Given the issues with load-balancing not working as expected, we also checked the cookies collection of the HttpContext, and found out that, indeed, the F5 server had session affinity enabled using cookies:
0x000000e922d5ced0 System.Collections.Specialized.NameObjectCollectionBase+NameObjectEntry 0000 Key : 000000e922d5cc48 "BIGipServerpl_ATV_qa_80"  (System.String) 0008 Value : 000000e922d5cc00 (System.Web.HttpCookie)
With all this data, the light bulb went on, and we realized that the WCF binding on the ASP.NET front-end application had to have the allowCookies property enabled! We looked at it, and, sure enough it was enabled. However, this only explained why session cookies were present, but not why why the same session ID was used for all requests.
Digging a bit into the WCF source code, we realized that cookie support is implemented at the ChannelFactory level in the HTTP transport. The ASP.NET Front-End application was using standard proxy classes derived from ClientBase<T>, which meant that by default, channel factory caching was enabled. This meant that, on a W3WP.EXE process on the front-end, every single call to the WCF service would end up using the same HTTP cookies.

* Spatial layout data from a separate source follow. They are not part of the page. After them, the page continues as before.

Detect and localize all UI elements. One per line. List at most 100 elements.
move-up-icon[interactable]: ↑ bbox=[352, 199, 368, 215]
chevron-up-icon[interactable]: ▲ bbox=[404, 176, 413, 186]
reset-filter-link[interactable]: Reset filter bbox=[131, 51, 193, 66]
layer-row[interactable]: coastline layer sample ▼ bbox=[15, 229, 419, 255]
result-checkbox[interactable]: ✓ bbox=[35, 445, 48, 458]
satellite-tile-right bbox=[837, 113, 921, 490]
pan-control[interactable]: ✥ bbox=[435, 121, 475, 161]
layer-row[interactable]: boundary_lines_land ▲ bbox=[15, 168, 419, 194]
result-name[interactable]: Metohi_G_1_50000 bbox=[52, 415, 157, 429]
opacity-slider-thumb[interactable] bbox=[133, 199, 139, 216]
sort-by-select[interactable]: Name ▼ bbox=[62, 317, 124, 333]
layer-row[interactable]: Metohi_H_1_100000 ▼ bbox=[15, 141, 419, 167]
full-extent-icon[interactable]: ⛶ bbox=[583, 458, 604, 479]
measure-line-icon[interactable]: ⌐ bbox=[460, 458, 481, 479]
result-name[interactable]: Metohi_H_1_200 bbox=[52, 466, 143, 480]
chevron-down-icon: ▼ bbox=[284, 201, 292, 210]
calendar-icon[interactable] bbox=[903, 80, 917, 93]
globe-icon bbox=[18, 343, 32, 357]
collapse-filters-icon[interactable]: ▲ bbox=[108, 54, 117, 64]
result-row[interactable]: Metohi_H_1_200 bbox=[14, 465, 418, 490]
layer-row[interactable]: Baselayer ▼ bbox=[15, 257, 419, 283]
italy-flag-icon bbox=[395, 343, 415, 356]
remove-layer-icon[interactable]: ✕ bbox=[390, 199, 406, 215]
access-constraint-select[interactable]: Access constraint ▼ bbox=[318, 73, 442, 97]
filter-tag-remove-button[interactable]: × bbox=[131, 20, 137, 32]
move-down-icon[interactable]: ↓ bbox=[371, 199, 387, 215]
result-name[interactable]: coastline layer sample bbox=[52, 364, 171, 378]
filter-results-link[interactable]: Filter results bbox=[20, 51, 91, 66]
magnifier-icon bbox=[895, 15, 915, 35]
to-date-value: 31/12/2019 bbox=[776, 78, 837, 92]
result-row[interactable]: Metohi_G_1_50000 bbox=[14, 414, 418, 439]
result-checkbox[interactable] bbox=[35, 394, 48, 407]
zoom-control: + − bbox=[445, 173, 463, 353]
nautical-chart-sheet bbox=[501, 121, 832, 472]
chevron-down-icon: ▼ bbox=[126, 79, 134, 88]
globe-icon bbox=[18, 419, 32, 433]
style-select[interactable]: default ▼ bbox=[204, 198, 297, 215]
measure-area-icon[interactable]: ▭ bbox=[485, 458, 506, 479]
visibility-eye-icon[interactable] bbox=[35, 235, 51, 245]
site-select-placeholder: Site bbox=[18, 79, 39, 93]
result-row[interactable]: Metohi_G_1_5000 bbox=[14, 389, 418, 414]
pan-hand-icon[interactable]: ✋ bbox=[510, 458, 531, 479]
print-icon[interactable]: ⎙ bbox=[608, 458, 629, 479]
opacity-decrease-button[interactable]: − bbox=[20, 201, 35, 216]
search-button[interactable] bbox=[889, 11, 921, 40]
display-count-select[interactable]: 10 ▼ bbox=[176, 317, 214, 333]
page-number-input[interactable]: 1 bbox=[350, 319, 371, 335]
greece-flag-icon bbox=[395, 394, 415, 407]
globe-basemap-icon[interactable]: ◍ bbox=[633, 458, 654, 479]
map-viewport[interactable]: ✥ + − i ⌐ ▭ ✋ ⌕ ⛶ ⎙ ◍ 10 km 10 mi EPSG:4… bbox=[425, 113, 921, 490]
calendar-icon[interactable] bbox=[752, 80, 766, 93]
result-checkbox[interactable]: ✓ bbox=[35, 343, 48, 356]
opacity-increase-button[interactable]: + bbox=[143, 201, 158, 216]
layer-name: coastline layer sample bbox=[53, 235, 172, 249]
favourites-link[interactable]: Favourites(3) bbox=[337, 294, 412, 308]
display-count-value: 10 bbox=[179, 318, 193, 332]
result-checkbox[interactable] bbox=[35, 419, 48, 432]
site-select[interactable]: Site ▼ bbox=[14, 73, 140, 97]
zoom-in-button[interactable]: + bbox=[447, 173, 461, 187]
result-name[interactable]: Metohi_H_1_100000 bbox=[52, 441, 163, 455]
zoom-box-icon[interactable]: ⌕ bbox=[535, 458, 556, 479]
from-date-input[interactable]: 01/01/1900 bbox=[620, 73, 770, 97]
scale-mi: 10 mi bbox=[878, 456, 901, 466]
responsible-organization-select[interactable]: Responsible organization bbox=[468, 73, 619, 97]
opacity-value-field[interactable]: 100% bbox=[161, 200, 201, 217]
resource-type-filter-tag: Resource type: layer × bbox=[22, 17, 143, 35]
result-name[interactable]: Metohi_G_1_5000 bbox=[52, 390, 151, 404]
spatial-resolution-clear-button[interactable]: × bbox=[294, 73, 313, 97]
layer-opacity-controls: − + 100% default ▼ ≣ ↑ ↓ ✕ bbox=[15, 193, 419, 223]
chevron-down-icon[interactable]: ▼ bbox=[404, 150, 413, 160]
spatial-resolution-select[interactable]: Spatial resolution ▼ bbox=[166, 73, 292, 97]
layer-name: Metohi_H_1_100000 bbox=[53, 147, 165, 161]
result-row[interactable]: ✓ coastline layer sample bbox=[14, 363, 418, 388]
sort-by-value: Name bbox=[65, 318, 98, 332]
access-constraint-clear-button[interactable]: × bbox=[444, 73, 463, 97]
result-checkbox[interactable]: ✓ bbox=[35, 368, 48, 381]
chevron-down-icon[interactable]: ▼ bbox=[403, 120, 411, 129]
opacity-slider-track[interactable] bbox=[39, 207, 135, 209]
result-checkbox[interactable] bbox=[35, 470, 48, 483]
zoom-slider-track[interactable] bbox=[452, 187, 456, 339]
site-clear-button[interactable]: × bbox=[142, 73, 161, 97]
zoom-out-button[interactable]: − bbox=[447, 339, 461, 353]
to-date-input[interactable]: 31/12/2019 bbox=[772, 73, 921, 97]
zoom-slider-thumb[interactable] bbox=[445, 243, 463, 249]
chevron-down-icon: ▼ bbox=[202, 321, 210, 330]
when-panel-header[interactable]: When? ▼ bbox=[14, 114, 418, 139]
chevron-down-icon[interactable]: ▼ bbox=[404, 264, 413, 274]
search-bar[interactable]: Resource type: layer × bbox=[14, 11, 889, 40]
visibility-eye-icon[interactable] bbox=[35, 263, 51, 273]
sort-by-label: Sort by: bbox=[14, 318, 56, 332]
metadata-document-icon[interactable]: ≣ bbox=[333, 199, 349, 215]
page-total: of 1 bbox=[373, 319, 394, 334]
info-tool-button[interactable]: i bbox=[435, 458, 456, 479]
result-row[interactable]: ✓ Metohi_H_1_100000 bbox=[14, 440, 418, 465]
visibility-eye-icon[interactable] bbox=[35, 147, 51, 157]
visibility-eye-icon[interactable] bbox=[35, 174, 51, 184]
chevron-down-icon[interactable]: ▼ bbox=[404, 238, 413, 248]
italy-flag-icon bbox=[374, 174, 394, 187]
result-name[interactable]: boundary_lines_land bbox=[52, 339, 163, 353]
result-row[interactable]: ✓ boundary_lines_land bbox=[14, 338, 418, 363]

Once the customer configured the binding with allowCookies=”false” and fixed the other issues found, application performance significantly improved!
The moral of the story is: be careful when you enable the allowCookies option when calling WCF services over HTTP. In this case the combination of allowCookies, channel factory caching, aspnetCompabilitityEnabled, and an incorrectly configured load-balancer completely killed the application capability to scale.